In the end, the IT department will stop building custom applications for their employees, but simply provide the tools to help them build it themselves. Still, it will have to create the middlewares to let all those parts discuss.

I cannot help but think that this does not fix the initial issue but simply gives the IT department the feeling that it is in control again. As soon as the platform tools will be too limited for employees to really do what they want (this will happen really quickly), they will revert to using other, more powerful, tools and this will still be out of the IT departement reach. I fail to see how this is any different from what it was before, except that instead of building the application themselves, the IT departement now builds the tools so the employees can build the applications, but they are still needed to make them work together and will still be a bottleneck.

You can find the slides here

Criteo Hero Team

The last talk was presented by Michel Nguyen and was about the Criteo Hero Team.
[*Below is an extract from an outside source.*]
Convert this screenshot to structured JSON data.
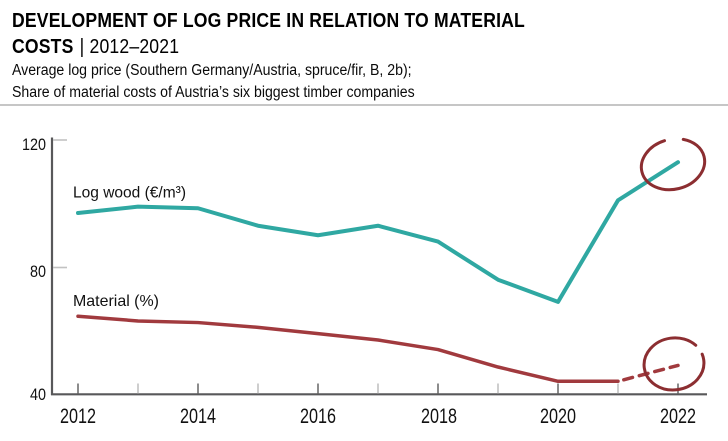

Michel told us about his team, the Hero team, for Escalation, Release and Ops. He added a H in front of it to make it cooler. The team is in charge of all prod releases as well as dealing with incidents.

Hero team

They realized that whenever they put something in production, something else breaks. So they started coordinating the releases and having all the people that could understand the infra in the same team, to better understand where this could break.

The now use a 24/7 "follow the sun" schedule where teams in France and the US are always awake to follow the potential issues. They have an escalation system with two layers, that lets them deal with the minor issues without creating a bottleneck for the major ones. The Hero team is in charge of finding the root causes of the issues and if none can be found quickly enough, they will just find a temporary workaround and dig deeper later. Once the issue is found and fixed, they do a postmortem to share with everybody what went wrong, how they fixed it, and ways to prevent it from happening again.
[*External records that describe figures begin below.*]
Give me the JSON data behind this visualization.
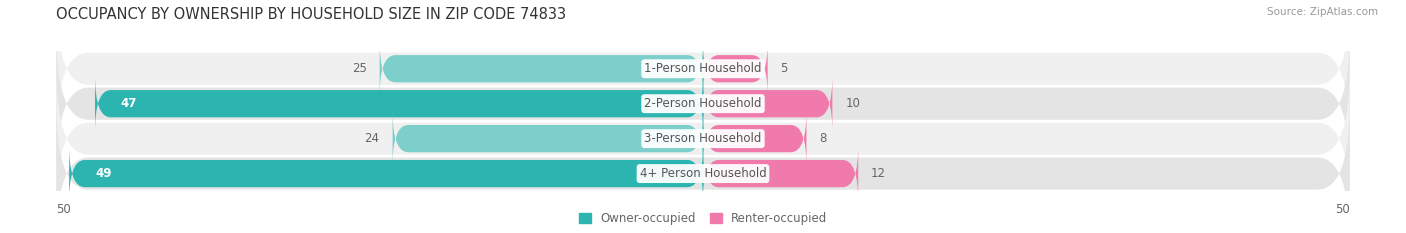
{
  "title": "OCCUPANCY BY OWNERSHIP BY HOUSEHOLD SIZE IN ZIP CODE 74833",
  "source": "Source: ZipAtlas.com",
  "categories": [
    "1-Person Household",
    "2-Person Household",
    "3-Person Household",
    "4+ Person Household"
  ],
  "owner_values": [
    25,
    47,
    24,
    49
  ],
  "renter_values": [
    5,
    10,
    8,
    12
  ],
  "owner_color_strong": "#2cb5b0",
  "owner_color_light": "#7dcfcc",
  "renter_color": "#f07aab",
  "row_bg_colors": [
    "#f0f0f0",
    "#e4e4e4",
    "#f0f0f0",
    "#e4e4e4"
  ],
  "axis_max": 50,
  "label_color": "#666666",
  "value_label_dark": "#ffffff",
  "title_color": "#333333",
  "legend_owner": "Owner-occupied",
  "legend_renter": "Renter-occupied",
  "bar_height": 0.78,
  "label_fontsize": 8.5,
  "title_fontsize": 10.5,
  "source_fontsize": 7.5,
  "cat_label_fontsize": 8.5
}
They use Centreon and Nagios as part of their monitoring and check after each production release the state of the metrics they are following, to see if nothing extremely abnormal appeared. If too many metrics changed too widely, then we can assume something is not working correctly.

The current production environment of Criteo is about 15.000 servers, which weigh as much as 6 Airbuses and would be twice the height of the Empire State Building. They handle about ~1200 incidents per year and resolve about 90% of them in escalation. The last 10% are incidents that depends from third-parties, or one-shot incidents they never understood.

To be honest, even if the talk was interesting (and Michel is a very good speaker), it felt too much like a vanity metrics contest. I know Michel had to cut his talk from 30mn to 10mn in order to fit in the HumanTalks format, so I'd like to see the full version of it.

Conclusion

I did not felt like I was the target of the talks this time. I already knew everything about the CSE job because I work with them everyday, I never coded in Java, stopped working in companies big enough to have a Shadow IT issue and as I said, the last one left me hungry for more.

Still, nice talks and nice chats afterwards. Except for the small hiccup with the projector and wifi at the start, the room was perfect and very comfortable and the pizza + sushi buffet was great.

Next month we'll be at Viadeo. Hope to see you there!